Il m’a été donné de donner mon avis sur un certain “philosophe” du nom de Platon, que j’ai alors décrit comme l’image même de “l’homme du ressentiment” au sens nietzschéen. A la fois le créateur de la vie éternelle, de dieu, et son meurtrier. Je m’aventurais alors sur le caractère médiocre du premier des philosophes, puisque, résultat de mes recherches, il apparaît que nous lui devons la distinction entre “sophisme” et philosophie. Difficile de condenser. Disons, que Platon pose une définition de ce qu’est philosopher et qu’il le fait en opposition au sophisme. Or, le sophisme, qui nous apparaît aujourd’hui comme le type même de la masturbation intellectuelle, n’a pour unique objet que la pensée en tant qu’elle est pensée. Platon est donc l’être, à mon avis incroyablement néfaste, qui introduit la notion de rentabilité dans l’exercice on ne peut plus ontologique de la pensée.
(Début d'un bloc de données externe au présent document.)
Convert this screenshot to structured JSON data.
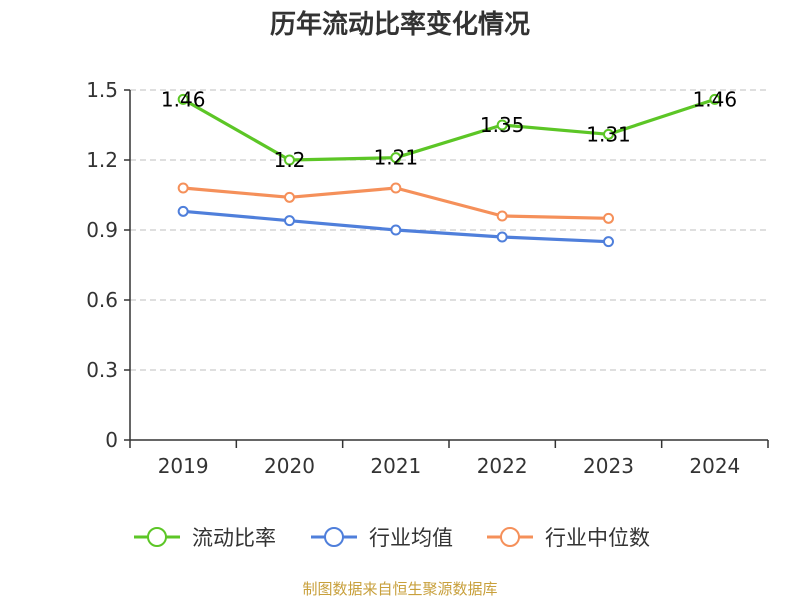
{
  "chart_data": {
    "type": "line",
    "title": "历年流动比率变化情况",
    "categories": [
      "2019",
      "2020",
      "2021",
      "2022",
      "2023",
      "2024"
    ],
    "ylim": [
      0,
      1.5
    ],
    "yticks": [
      "0",
      "0.3",
      "0.6",
      "0.9",
      "1.2",
      "1.5"
    ],
    "grid": true,
    "legend_position": "bottom",
    "series": [
      {
        "name": "流动比率",
        "color": "#5cc626",
        "values": [
          1.46,
          1.2,
          1.21,
          1.35,
          1.31,
          1.46
        ],
        "labels": [
          "1.46",
          "1.2",
          "1.21",
          "1.35",
          "1.31",
          "1.46"
        ]
      },
      {
        "name": "行业均值",
        "color": "#4f7fdb",
        "values": [
          0.98,
          0.94,
          0.9,
          0.87,
          0.85,
          null
        ]
      },
      {
        "name": "行业中位数",
        "color": "#f5905a",
        "values": [
          1.08,
          1.04,
          1.08,
          0.96,
          0.95,
          null
        ]
      }
    ]
  },
  "source_note": "制图数据来自恒生聚源数据库"
}
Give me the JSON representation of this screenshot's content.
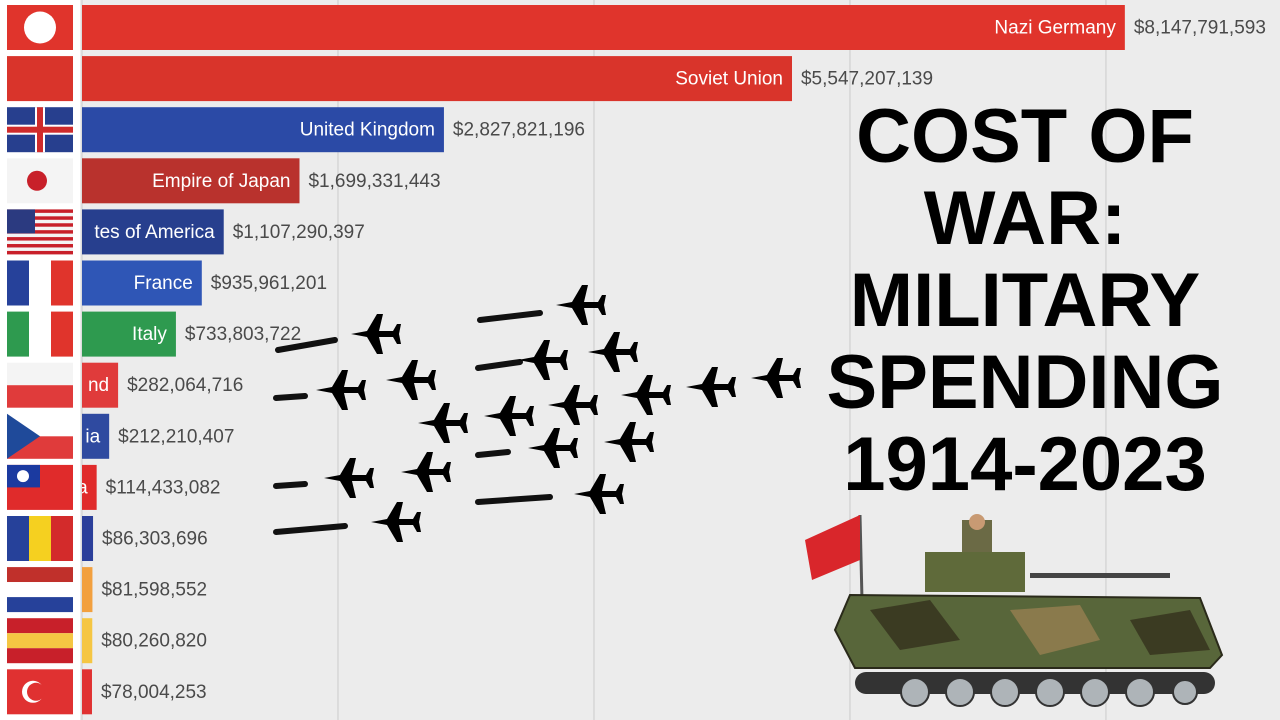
{
  "chart_data": {
    "type": "bar",
    "orientation": "horizontal",
    "title_lines": [
      "COST OF",
      "WAR:",
      "MILITARY",
      "SPENDING",
      "1914-2023"
    ],
    "categories": [
      "Nazi Germany",
      "Soviet Union",
      "United Kingdom",
      "Empire of Japan",
      "tes of America",
      "France",
      "Italy",
      "nd",
      "ia",
      "a",
      null,
      null,
      null,
      null
    ],
    "values": [
      8147791593,
      5547207139,
      2827821196,
      1699331443,
      1107290397,
      935961201,
      733803722,
      282064716,
      212210407,
      114433082,
      86303696,
      81598552,
      80260820,
      78004253
    ],
    "value_labels": [
      "$8,147,791,593",
      "$5,547,207,139",
      "$2,827,821,196",
      "$1,699,331,443",
      "$1,107,290,397",
      "$935,961,201",
      "$733,803,722",
      "$282,064,716",
      "$212,210,407",
      "$114,433,082",
      "$86,303,696",
      "$81,598,552",
      "$80,260,820",
      "$78,004,253"
    ],
    "colors": [
      "#e0342c",
      "#d9342b",
      "#2b4aa6",
      "#b9322d",
      "#273f8e",
      "#2f56b6",
      "#2e9a4f",
      "#e03b3b",
      "#2f4aa0",
      "#e02b2b",
      "#2b3f9a",
      "#f2a03f",
      "#f5c643",
      "#e03131"
    ],
    "xlim": [
      0,
      9360000000
    ],
    "xticks": [
      0,
      2000000000,
      4000000000,
      6000000000,
      8000000000
    ],
    "grid": true,
    "tick_labels": false
  }
}
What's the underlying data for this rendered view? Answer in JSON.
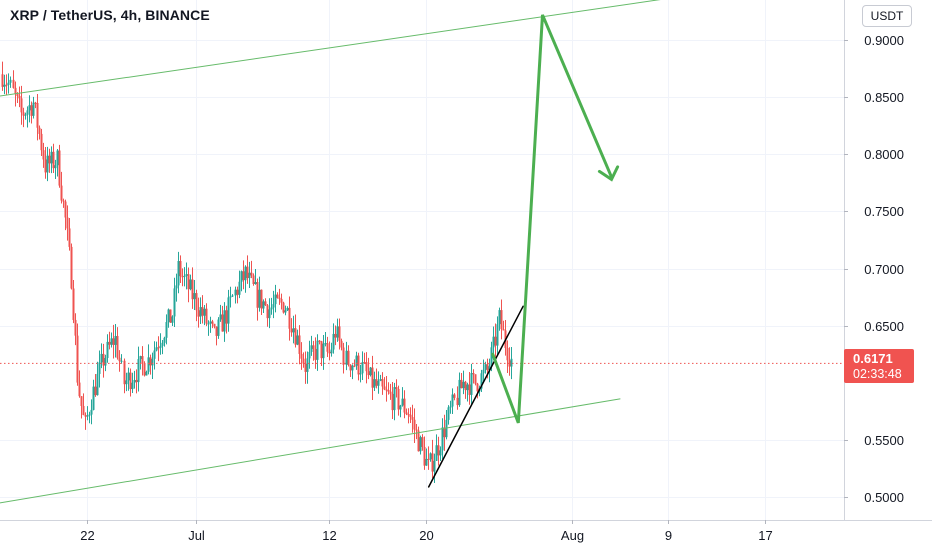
{
  "header": {
    "title": "XRP / TetherUS, 4h, BINANCE",
    "currency": "USDT"
  },
  "last_price": {
    "value": "0.6171",
    "countdown": "02:33:48",
    "level": 0.6171
  },
  "colors": {
    "up": "#26a69a",
    "down": "#ef5350",
    "channel": "#66bb6a",
    "projection": "#4caf50",
    "trendline": "#000000",
    "price_line": "#ef5350"
  },
  "chart_data": {
    "type": "candlestick",
    "symbol": "XRP / TetherUS",
    "interval": "4h",
    "exchange": "BINANCE",
    "y_range": [
      0.48,
      0.935
    ],
    "y_ticks": [
      "0.9000",
      "0.8500",
      "0.8000",
      "0.7500",
      "0.7000",
      "0.6500",
      "0.5500",
      "0.5000"
    ],
    "y_tick_values": [
      0.9,
      0.85,
      0.8,
      0.75,
      0.7,
      0.65,
      0.55,
      0.5
    ],
    "x_ticks": [
      {
        "label": "22",
        "day": 22
      },
      {
        "label": "Jul",
        "day": 31
      },
      {
        "label": "12",
        "day": 42
      },
      {
        "label": "20",
        "day": 50
      },
      {
        "label": "Aug",
        "day": 62
      },
      {
        "label": "9",
        "day": 70
      },
      {
        "label": "17",
        "day": 78
      }
    ],
    "x_range": [
      14.8,
      84.5
    ],
    "series_anchors": [
      [
        15.0,
        0.87
      ],
      [
        15.6,
        0.86
      ],
      [
        16.5,
        0.835
      ],
      [
        17.5,
        0.845
      ],
      [
        18.5,
        0.79
      ],
      [
        19.5,
        0.795
      ],
      [
        20.2,
        0.74
      ],
      [
        20.7,
        0.69
      ],
      [
        21.2,
        0.6
      ],
      [
        21.8,
        0.56
      ],
      [
        22.3,
        0.585
      ],
      [
        23.3,
        0.62
      ],
      [
        24.3,
        0.64
      ],
      [
        25.0,
        0.6
      ],
      [
        26.0,
        0.61
      ],
      [
        27.0,
        0.62
      ],
      [
        28.0,
        0.64
      ],
      [
        29.0,
        0.66
      ],
      [
        29.5,
        0.7
      ],
      [
        30.5,
        0.68
      ],
      [
        31.5,
        0.66
      ],
      [
        32.5,
        0.64
      ],
      [
        33.5,
        0.66
      ],
      [
        34.2,
        0.68
      ],
      [
        35.0,
        0.695
      ],
      [
        36.0,
        0.675
      ],
      [
        37.0,
        0.665
      ],
      [
        38.2,
        0.67
      ],
      [
        39.0,
        0.65
      ],
      [
        40.0,
        0.615
      ],
      [
        41.0,
        0.63
      ],
      [
        42.0,
        0.625
      ],
      [
        42.5,
        0.645
      ],
      [
        43.3,
        0.62
      ],
      [
        44.5,
        0.615
      ],
      [
        45.5,
        0.6
      ],
      [
        46.5,
        0.59
      ],
      [
        47.5,
        0.585
      ],
      [
        48.5,
        0.575
      ],
      [
        49.5,
        0.545
      ],
      [
        50.2,
        0.525
      ],
      [
        51.0,
        0.545
      ],
      [
        52.0,
        0.575
      ],
      [
        53.0,
        0.6
      ],
      [
        54.0,
        0.6
      ],
      [
        55.0,
        0.61
      ],
      [
        55.5,
        0.63
      ],
      [
        56.0,
        0.655
      ],
      [
        56.5,
        0.635
      ],
      [
        57.0,
        0.62
      ]
    ],
    "annotations": {
      "upper_channel": [
        [
          14.8,
          0.851
        ],
        [
          71.0,
          0.938
        ]
      ],
      "lower_channel": [
        [
          14.8,
          0.495
        ],
        [
          66.0,
          0.586
        ]
      ],
      "black_trendline": [
        [
          50.2,
          0.509
        ],
        [
          58.0,
          0.667
        ]
      ],
      "projection_path": [
        [
          55.5,
          0.625
        ],
        [
          57.6,
          0.565
        ],
        [
          59.6,
          0.922
        ],
        [
          65.3,
          0.78
        ]
      ],
      "arrow_head": [
        [
          64.3,
          0.785
        ],
        [
          65.3,
          0.778
        ],
        [
          65.8,
          0.789
        ]
      ]
    }
  }
}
Selon lui, la pensée doit servir à quelque chose. Il me semble qu’il y a ici un complément pour la compréhension de la réponse que j’ai ci-dessous formulée.

lundi 12 octobre 2009

Réponse

“En fidèle compagnon de route de Jules de Gaultier que je suis, je suis tellement intimement persuadé que TOUT est croyance et que personne ne peut vivre sa vie sans se créer quelques indispensables mensonges vitaux qu’à la limite je me fiche de savoir si les gens préfèrent croire en Dieu ou en l’Argent, ou en l’Amour, ou en l’Art ou en l’Alcool… Je ne suis pas plus bouffeur de curés que cela. Je connais des croyants qui sont bien plus tolérants que des athées (et inversement), et dans les deux camps j’ai croisé des gens sympas et des cons finis… Donc, Dieu, le Père Noël, le Dahu, tout ça pour moi c’est kif-kif”.
Stéphane Beau (Le Grognard)
sur le blog “Tempête dans un encrier”
(rubrique commentaires)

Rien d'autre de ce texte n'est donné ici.